In a retrospective study, 633 FL patients treated with anthracycline-containing regimens (ACR) were compared to 128 comparable patients treated with combination chemotherapy not containing anthracyclines. The former group had better complete remission, five-year OS, and failure-free survival (FFS) (Rigacci 2003). This stands in contrast to previous survival data of patients with low-grade lymphoma entered into Southwest Oncology Group (SWOG) lymphoma trials, where doxorubicin-containing treatment did not prolong the median OS, in comparison to less aggressive programs (Dana 1993). Most other data come from indirect comparisons, comparing treatment arms from different trials (Brandt 2001; Bendandi 2008; Tilly 2008; Vitolo 2008; Siddhartha 2009). An analysis of five consecutive studies at MD Anderson Cancer Center, involving advanced FL patients has shown improvement in OS and FFS over a 25-year period (Liu 2006). The fact that all protocols involved anthracyclines underscores the methodologic difficulty in comparing outcome rates in one trial with previous trials or historical cohorts, with versus without anthracyclines as is often done. Previous studies suggested that ACRs are advantageous specifically among patients with grade 3 FL (Wendum 1997; Chau 2003; Ganti 2006), and show a plateau in FFS following ACR (Bartlett 1994). As a result, the recommended treatment for patients with grade 3 FL (both 3a and 3b) is now R-CHOP, even in early-stage disease (Buske 2008).
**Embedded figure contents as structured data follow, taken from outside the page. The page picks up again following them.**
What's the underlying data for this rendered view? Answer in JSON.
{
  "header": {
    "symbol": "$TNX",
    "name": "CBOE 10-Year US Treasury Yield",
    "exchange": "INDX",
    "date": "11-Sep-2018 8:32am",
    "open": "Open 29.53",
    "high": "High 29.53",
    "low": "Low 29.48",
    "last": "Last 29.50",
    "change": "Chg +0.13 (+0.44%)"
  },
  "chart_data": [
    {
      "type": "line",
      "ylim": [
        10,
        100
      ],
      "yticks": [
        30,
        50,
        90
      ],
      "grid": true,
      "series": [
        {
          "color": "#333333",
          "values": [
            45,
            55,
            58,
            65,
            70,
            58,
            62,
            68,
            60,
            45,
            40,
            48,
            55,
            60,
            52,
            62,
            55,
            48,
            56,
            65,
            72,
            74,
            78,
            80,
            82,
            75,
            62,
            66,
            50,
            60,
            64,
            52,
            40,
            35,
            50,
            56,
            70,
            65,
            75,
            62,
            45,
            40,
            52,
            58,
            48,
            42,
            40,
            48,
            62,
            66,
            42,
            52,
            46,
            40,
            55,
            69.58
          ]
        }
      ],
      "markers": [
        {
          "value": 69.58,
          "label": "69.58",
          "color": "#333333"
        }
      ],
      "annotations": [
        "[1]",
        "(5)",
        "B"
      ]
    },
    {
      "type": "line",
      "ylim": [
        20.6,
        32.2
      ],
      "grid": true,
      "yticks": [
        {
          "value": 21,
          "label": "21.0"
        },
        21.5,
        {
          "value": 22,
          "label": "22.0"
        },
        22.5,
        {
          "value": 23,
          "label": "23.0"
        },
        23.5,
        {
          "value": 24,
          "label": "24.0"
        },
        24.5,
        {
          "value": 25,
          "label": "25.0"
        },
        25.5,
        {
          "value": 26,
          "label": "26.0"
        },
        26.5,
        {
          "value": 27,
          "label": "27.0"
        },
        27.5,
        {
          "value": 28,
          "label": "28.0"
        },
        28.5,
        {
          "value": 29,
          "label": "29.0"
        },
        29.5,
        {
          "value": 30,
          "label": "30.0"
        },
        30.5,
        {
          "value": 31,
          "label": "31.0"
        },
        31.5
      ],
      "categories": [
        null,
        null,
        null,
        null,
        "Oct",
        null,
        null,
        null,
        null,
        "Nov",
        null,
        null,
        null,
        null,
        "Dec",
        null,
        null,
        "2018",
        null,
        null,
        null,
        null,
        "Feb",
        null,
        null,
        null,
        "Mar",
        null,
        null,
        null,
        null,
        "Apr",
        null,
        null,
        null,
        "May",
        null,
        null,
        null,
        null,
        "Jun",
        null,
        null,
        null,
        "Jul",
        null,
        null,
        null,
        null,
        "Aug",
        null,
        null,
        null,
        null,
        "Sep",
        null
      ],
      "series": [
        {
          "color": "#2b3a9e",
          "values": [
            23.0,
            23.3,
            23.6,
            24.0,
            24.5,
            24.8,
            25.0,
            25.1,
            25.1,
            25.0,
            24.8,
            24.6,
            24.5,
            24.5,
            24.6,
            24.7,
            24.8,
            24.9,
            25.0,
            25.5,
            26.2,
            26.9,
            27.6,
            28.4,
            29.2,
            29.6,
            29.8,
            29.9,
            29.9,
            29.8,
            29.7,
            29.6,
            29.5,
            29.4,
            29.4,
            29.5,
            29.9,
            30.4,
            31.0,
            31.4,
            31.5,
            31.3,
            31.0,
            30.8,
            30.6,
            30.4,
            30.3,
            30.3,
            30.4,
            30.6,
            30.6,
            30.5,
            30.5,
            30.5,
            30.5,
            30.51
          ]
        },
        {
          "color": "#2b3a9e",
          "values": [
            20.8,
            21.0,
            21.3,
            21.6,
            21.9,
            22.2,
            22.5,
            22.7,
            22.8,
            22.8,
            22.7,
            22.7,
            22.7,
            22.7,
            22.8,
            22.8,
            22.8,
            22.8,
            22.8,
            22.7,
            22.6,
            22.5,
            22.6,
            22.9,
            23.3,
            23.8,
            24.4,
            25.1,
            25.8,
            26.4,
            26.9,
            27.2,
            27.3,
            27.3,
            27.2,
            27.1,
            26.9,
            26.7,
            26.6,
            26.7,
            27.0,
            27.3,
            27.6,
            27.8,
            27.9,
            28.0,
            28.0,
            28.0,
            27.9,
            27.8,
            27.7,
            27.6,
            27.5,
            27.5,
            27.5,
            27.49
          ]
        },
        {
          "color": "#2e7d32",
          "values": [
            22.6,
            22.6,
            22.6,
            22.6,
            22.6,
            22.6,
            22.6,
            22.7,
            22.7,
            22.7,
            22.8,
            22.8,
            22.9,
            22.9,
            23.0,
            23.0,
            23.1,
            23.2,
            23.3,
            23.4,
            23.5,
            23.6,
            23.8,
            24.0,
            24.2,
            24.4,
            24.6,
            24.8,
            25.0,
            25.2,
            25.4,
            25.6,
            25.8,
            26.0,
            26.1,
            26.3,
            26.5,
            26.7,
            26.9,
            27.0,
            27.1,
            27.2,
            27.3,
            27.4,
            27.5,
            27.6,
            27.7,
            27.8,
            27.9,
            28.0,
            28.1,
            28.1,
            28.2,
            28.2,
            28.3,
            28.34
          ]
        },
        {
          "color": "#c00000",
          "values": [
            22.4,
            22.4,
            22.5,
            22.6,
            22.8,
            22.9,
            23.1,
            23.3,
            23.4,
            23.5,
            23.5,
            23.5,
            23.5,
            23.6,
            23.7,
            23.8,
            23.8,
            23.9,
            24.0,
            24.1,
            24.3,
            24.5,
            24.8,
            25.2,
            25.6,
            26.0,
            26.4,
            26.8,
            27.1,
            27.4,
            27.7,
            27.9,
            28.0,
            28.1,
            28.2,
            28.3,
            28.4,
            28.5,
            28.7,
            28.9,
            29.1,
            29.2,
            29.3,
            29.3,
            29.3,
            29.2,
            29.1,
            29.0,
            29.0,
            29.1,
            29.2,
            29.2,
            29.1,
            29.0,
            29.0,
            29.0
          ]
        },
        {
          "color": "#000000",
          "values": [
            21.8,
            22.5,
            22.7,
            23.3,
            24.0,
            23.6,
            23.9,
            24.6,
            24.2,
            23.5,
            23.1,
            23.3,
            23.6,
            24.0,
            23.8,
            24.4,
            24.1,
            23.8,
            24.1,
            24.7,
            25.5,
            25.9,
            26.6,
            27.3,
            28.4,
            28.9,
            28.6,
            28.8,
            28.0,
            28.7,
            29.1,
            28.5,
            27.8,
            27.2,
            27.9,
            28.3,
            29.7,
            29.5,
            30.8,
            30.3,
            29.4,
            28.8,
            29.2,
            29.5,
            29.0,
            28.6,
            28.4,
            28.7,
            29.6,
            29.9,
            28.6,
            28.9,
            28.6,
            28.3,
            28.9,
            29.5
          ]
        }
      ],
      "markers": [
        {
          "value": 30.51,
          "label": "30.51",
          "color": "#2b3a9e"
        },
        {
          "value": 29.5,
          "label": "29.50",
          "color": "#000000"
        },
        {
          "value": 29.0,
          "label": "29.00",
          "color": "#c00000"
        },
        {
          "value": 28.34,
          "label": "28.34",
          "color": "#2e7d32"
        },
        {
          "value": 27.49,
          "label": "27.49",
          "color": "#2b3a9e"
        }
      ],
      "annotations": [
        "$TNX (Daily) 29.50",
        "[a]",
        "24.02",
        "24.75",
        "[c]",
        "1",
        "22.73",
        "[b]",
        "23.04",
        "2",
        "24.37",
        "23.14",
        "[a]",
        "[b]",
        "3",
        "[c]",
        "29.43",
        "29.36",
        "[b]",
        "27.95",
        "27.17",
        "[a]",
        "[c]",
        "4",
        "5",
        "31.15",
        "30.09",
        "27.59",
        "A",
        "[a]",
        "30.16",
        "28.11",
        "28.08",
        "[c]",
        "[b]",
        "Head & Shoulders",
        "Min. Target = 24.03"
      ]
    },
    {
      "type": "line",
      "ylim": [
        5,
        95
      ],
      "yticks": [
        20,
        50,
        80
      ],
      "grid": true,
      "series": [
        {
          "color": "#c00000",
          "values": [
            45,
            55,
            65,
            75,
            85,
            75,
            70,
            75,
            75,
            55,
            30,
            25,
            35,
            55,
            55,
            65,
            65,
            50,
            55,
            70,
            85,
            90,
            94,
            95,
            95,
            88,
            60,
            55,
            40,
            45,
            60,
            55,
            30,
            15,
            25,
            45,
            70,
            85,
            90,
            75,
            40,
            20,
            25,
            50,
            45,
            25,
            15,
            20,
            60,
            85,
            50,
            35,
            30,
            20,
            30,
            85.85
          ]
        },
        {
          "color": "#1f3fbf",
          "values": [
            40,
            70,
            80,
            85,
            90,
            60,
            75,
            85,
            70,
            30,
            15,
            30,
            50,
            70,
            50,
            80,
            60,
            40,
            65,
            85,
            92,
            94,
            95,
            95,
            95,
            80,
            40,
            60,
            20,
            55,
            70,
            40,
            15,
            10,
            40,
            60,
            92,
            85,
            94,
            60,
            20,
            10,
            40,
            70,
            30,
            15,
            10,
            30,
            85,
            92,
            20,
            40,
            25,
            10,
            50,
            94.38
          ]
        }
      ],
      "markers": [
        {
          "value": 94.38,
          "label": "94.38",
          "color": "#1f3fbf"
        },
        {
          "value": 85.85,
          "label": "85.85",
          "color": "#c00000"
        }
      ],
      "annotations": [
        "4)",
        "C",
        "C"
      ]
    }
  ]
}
Why it is important to do this review
FL is the most common indolent NHL, yet there is no standard guideline for its management. It has been considered an incurable progressive disease, but in recent years, implementation of combination therapy and treatment with rituximab have prolonged survival and decreased transformation rate. ACRs are of the most prevalent first-line therapies, especially in advanced disease, but also in limited or relapsed cases. However, there is no proof that they are superior to other, non-ACRs, or even single-agent therapy. Observational studies show conflicting results and other data are based on indirect comparisons that are not reliable. However, the optimal design for assessment of interventions is randomized controlled trials (RCTs). Anthracycline use is often limited to younger patients with more advanced or high-grade disease, owing to concern of their adverse effects, especially cardiotoxicity, although it may be diminished in face of preventive strategies (van Dalen 2009).
In this systematic review we assessed the evidence on the role of anthracyclines in the treatment of FL. This question is still important in the rituximab era, since the preferred combination chemotherapy used with it has not been elucidated.